Мальчики были подавлены его болезнью. К ним силы возвращались с каждым днем, они могли бы уже громко разговаривать, смеяться, но ходили на цыпочках, разговаривали шепотом. То и дело кто-нибудь подходил к больному, смотрел на него с сочувствием, всем хотелось хоть как-то ему помочь. Они боялись лишний раз потревожить его вопросом, разбудить, если ему удавалось задремать. Иногда он ненадолго открывал глаза и делал успокаивающий жест рукой: не волнуйтесь, мол! Товарищи надеялись, что наступит день, когда взгляд его прояснится и он улыбнется им. Мысль о смерти не приходила им в голову.
Однажды они сидели на койке Юшто и с восхищением следили за тем, как бродяга из жеваного хлебного мякиша мастерил цветы. Зашел разговор о больном Ерко.
— Почему его не берут в больницу? — спросил Павлек.
— Почему! — сказал Юшто. — Знаешь, что говорит доктор?
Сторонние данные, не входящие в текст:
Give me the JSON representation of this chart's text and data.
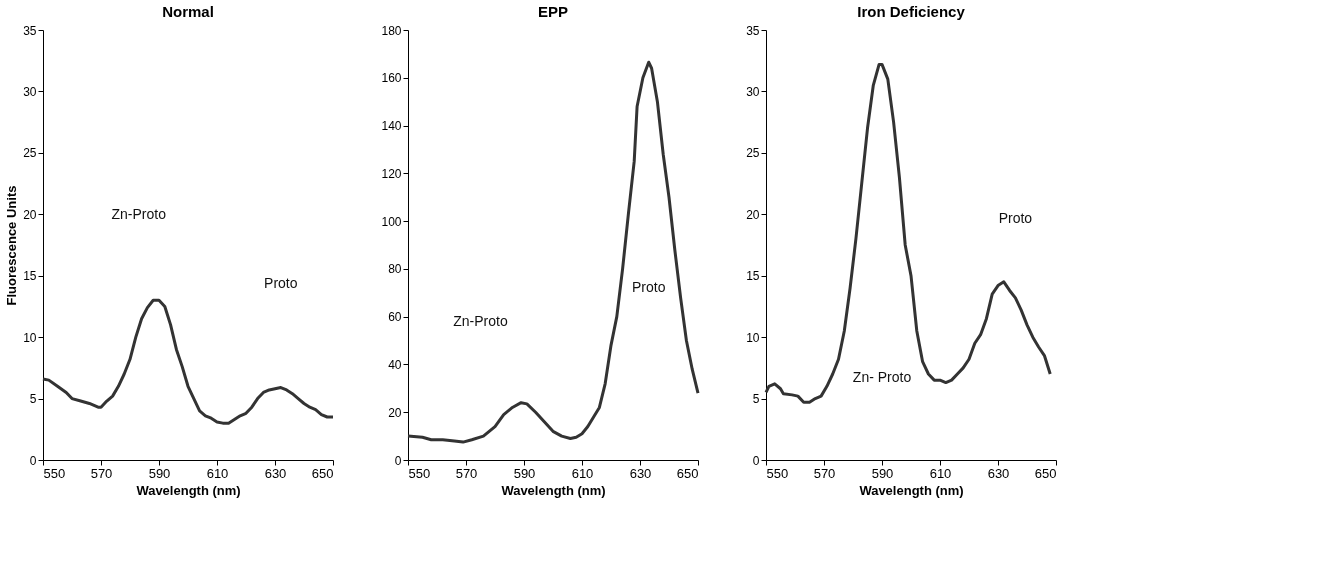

Болит у тебя живот или голова, все одно тебе скажут — лежать, пропишут касторку и заставят поститься. А умрет человек, они рты разевают от удивления, как голодные вороны.
— Неужто умирали?
— Да, примерно с месяц назад один тут умер.
— Тут? — изумился Тонин.
— Вон с той койки. — Юшто показал на койку, на которой в одиночестве сидел Нейче. — Не верили, что он серьезно болен. А он как-то ночью встал и вдруг грохнулся на пол. Мы положили его на койку, он раза два вздохнул и умер.
Мальчики посмотрели на больного Ерко, который лежал совершенно неподвижно, словно неживой, и только одеяло на груди слегка опускалось и поднималось. В камере словно повеяло смертью.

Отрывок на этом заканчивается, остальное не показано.